In cases treated initially nonoperatively, an incision is made parallel to the course of the clavicle (similar to acute fixation). Some experts advocate protecting the supraclavicular sensory nerves during dissection, but others do not. However, it is agreed that an extraperiosteal approach is ideal except at the nonunion site. Exposure of the non-union surfaces is undertaken, and the surfaces are drilled if they are required to stimulate bleeding surfaces. There is often an oblique plane to the nonunion, allowing the insertion of one or two lag screws; either 2.7- or 3.5-mm cortical screws are used, depending on the size of the bone. There is often shortening of the clavicle with the nonunion, and a small external fixator (or distractor) can facilitate length restoration. The selection of the plate to be used for stabilization is based on surgeon preference, The possibilities include locking or nonlocking, anatomic or surgeon-contoured, 2.7 or 3.5 mm, and dynamic compression type or reconstruction type. The goals are to obtain stable fixation and to enable early range of motion of the upper extremity. In atrophic nonunions, autograft is often utilized, and typically applied inferior to the clavicle. In hypertrophic nonunions, the abundant callus often needs to be partially resected, and it can be used for bone graft if required.25
Humeral Shaft Nonunions
For atrophic nonunions of the humeral shaft, plate fixation leads to a better outcome than an intramedullary device.26 The choice of surgical approach depends on many factors, including the location of the nonunion, the location of any existing hardware, and the condition of the soft tissues. An anterior incision (usually an extended deltopectoral) is typically chosen for proximal nonunions, a posterior approach (triceps-sparing if possible) for distal nonunions, and either an anterior or posterior approach for nonunions in the middle third of the humerus.

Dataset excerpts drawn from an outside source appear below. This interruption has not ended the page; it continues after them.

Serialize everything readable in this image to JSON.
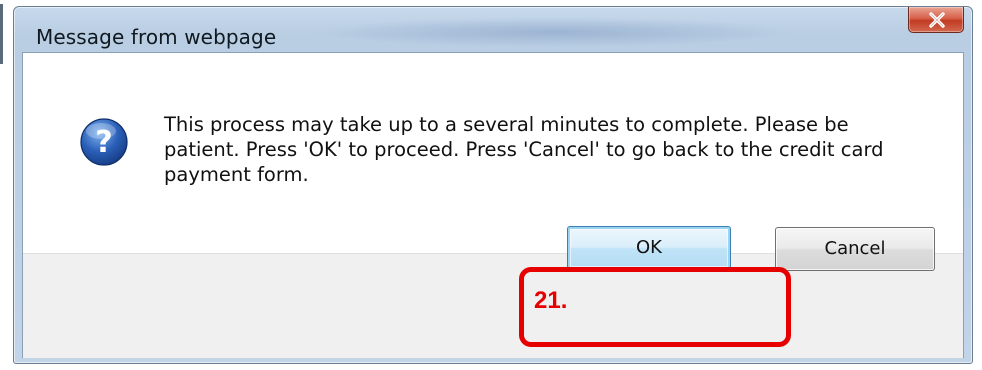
{
  "dialog": {
    "title": "Message from webpage",
    "message": "This process may take up to a several minutes to complete.  Please be patient.  Press 'OK' to proceed.  Press 'Cancel' to go back to the credit card payment form.",
    "icon": "question-icon",
    "buttons": {
      "ok_label": "OK",
      "cancel_label": "Cancel"
    }
  },
  "annotation": {
    "step_label": "21.",
    "color": "#e60000"
  },
  "colors": {
    "close_button": "#c23b22",
    "ok_focus_border": "#3c7fb1"
  }
}
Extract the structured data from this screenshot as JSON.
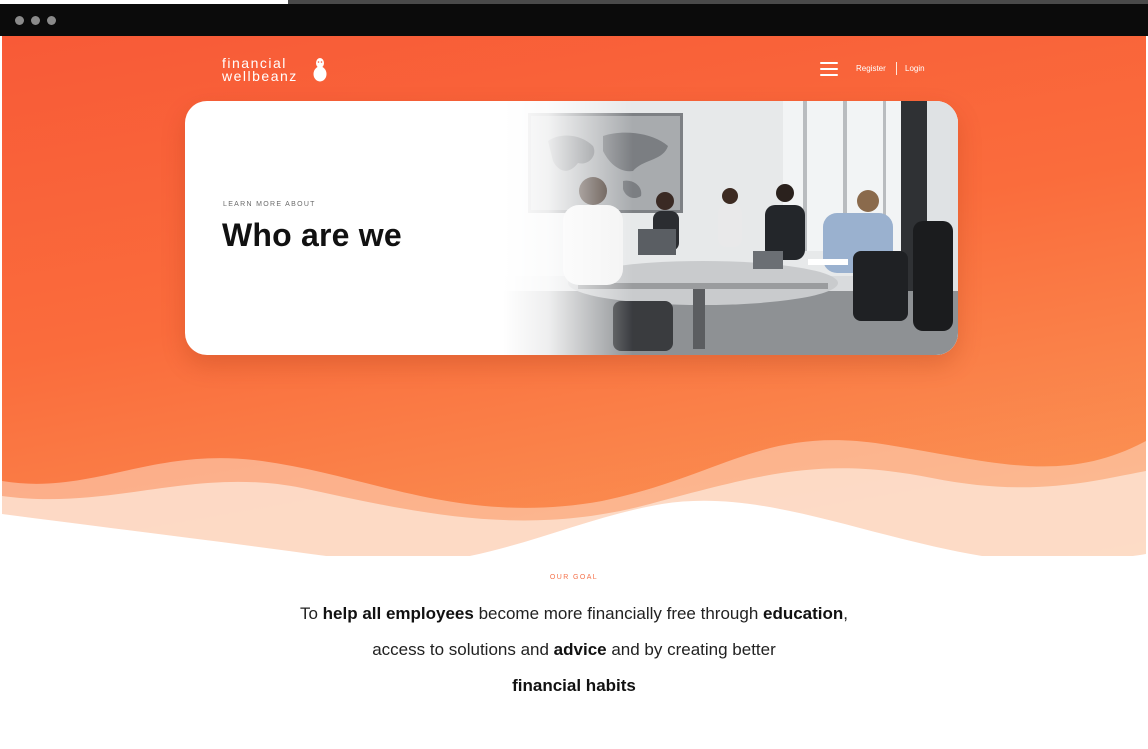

An important principle of management is to achieve compression across the site of the nonunion. Maintenance of the biological viability of the nonunion site is important, and an extraperiosteal approach should be utilized outside the area of the nonunion. At the nonunion site, the bone ends are debrided until vascularized surfaces are created. On occasion this may require shortening of the bone, which is well tolerated in the upper extremity. The length of the plate is usually 10 to 12 holes with balanced, spaced fixation utilizing three or four screws (six to eight cortices) on each side of the nonunion (Fig. 6.3). Bone graft may or may not be utilized depending on the vascularity of the nonunion area, patient-related factors, and surgeon preference.